We have done some preliminary analyses on these as well. Primary issue is just that these experiments take longer since the larger models take longer to instantiate from checkpoint (which adds up when there are 142 checkpoints). Am planning to run the same experiments on the larger models and update the post with them at some point however.
I agree the distribution thing is weird and not what I was expecting. I have currently tried to fit to Gaussian, power law, logistic and none are super close in general. I have also tried general fits to generalised exponential functions of the form exp(kx^\alpha) where k and \alpha are free parameters but this optimization just tends to be numerically unstable and give bad results whenever I have tried it. Other people at Conjecture, following the PDLT book, have tried fitting the fourth order perturbative expansion—i.e. exp(x^2 + \gamma x^4) which also runs into numerical issues.
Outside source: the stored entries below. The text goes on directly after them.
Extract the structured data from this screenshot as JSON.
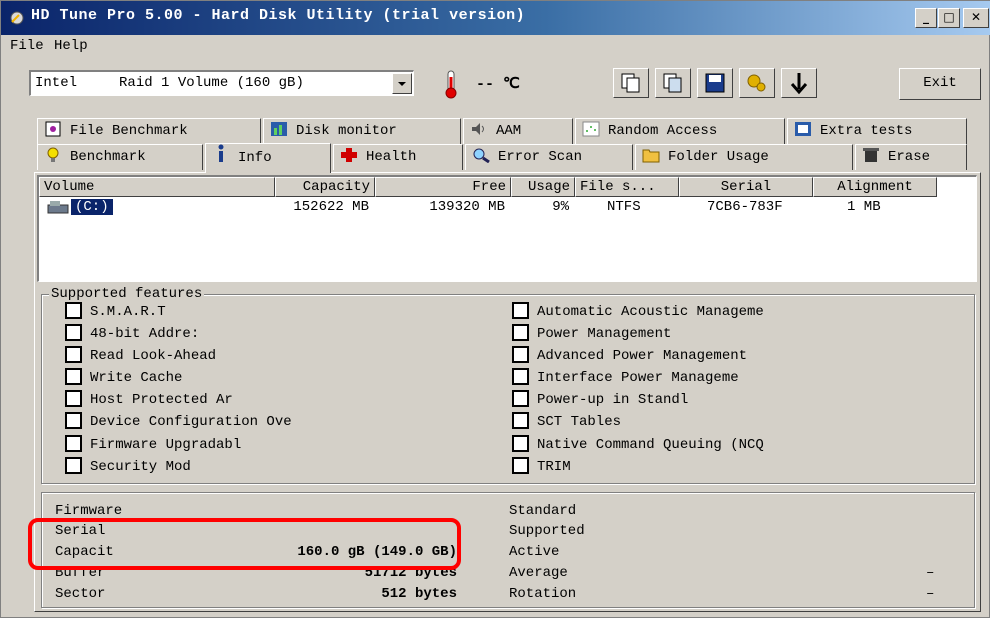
{
  "window": {
    "title": "HD Tune Pro 5.00 - Hard Disk Utility (trial version)"
  },
  "menu": {
    "items": [
      {
        "label": "File"
      },
      {
        "label": "Help"
      }
    ]
  },
  "toolbar": {
    "drive_label": "Intel     Raid 1 Volume (160 gB)",
    "temperature": "-- ℃",
    "exit_label": "Exit"
  },
  "tabs": {
    "row1": [
      {
        "label": "File Benchmark",
        "icon": "file-benchmark-icon"
      },
      {
        "label": "Disk monitor",
        "icon": "disk-monitor-icon"
      },
      {
        "label": "AAM",
        "icon": "speaker-icon"
      },
      {
        "label": "Random Access",
        "icon": "random-access-icon"
      },
      {
        "label": "Extra tests",
        "icon": "extra-tests-icon"
      }
    ],
    "row2": [
      {
        "label": "Benchmark",
        "icon": "lightbulb-icon"
      },
      {
        "label": "Info",
        "icon": "info-icon",
        "active": true
      },
      {
        "label": "Health",
        "icon": "health-cross-icon"
      },
      {
        "label": "Error Scan",
        "icon": "magnifier-icon"
      },
      {
        "label": "Folder Usage",
        "icon": "folder-icon"
      },
      {
        "label": "Erase",
        "icon": "trash-icon"
      }
    ]
  },
  "volumes": {
    "headers": [
      "Volume",
      "Capacity",
      "Free",
      "Usage",
      "File s...",
      "Serial",
      "Alignment"
    ],
    "rows": [
      {
        "volume": "(C:)",
        "capacity": "152622 MB",
        "free": "139320 MB",
        "usage": "9%",
        "fs": "NTFS",
        "serial": "7CB6-783F",
        "alignment": "1 MB"
      }
    ]
  },
  "features": {
    "title": "Supported features",
    "left": [
      "S.M.A.R.T",
      "48-bit Addre:",
      "Read Look-Ahead",
      "Write Cache",
      "Host Protected Ar",
      "Device Configuration Ove",
      "Firmware Upgradabl",
      "Security Mod"
    ],
    "right": [
      "Automatic Acoustic Manageme",
      "Power Management",
      "Advanced Power Management",
      "Interface Power Manageme",
      "Power-up in Standl",
      "SCT Tables",
      "Native Command Queuing (NCQ",
      "TRIM"
    ]
  },
  "info": {
    "left_labels": [
      "Firmware",
      "Serial",
      "Capacit",
      "Buffer",
      "Sector"
    ],
    "left_values": [
      "",
      "",
      "160.0 gB (149.0 GB)",
      "51712 bytes",
      "512 bytes"
    ],
    "right_labels": [
      "Standard",
      "Supported",
      "Active",
      "Average",
      "Rotation"
    ],
    "right_values": [
      "",
      "",
      "",
      "–",
      "–"
    ]
  },
  "colors": {
    "titlebar_start": "#0a246a",
    "window_bg": "#d4d0c8",
    "highlight": "#ff0000",
    "selection": "#0a246a"
  }
}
Maybe? I haven’t studied Tensor programs in extreme detail but my understanding is that they assume Gaussian limits for their proofs. However, afaik muP does work in practice so maybe this isn’t such a big deal?
This is great to have clarified thanks! I’ll tone down the disclaimer then and add the note about the new nomenclature.
Have you tried fitting a Student’s t distribution? The nice thing about that distribution is the nu parameter completely controls the shape of the tails and is equivalent to the gaussian where nu is infinite; this would allow you to plot a cool graph of nu against checkpoint steps to get an easy visualisation of exactly how the shape of the tails changes over time.
(Moderation note: added to the Alignment Forum from LessWrong.)
Commented on the last post but disappeared.
I understand that these are working with public checkpoints but I’d be interested if you have internal models to see similar statistics for the size of weight updates, both across the training run, and within short periods, to see if there are correlations between which weights are updated. Do you get quite consistent, smooth updates, or can you find little clusters where connected weights all change substantially in just a few steps?
If there are moments of large updates it’d be interesting if you could look for what has changed (find sequences by maximising product of difference in likelihood between the two models and likelihood of the sequence as determined by final model?? anyway..)
Also I think the axes in the first graphs of ‘power law weight spectra..’ are mislabelled, should be rank/singular value?
We do have internal models and we have run similar analyses on them. For obvious reasons I can’t say too much about this, but in general what we find is similar to the Pythia models. I think the effects I describe here are pretty general across quite a wide range of LLM architectures. Generally most changes are quite smooth it seems for both Pythia and other models. Haven’t looked much at correlations between specific weights so can’t say much about that.
Thanks for this! This is indeed the case. Am regenerating these plots and will update.
Very interesting post! How are you estimating the gradients for the animation? I noticed that the parameter gradients are not saved in the checkpoints.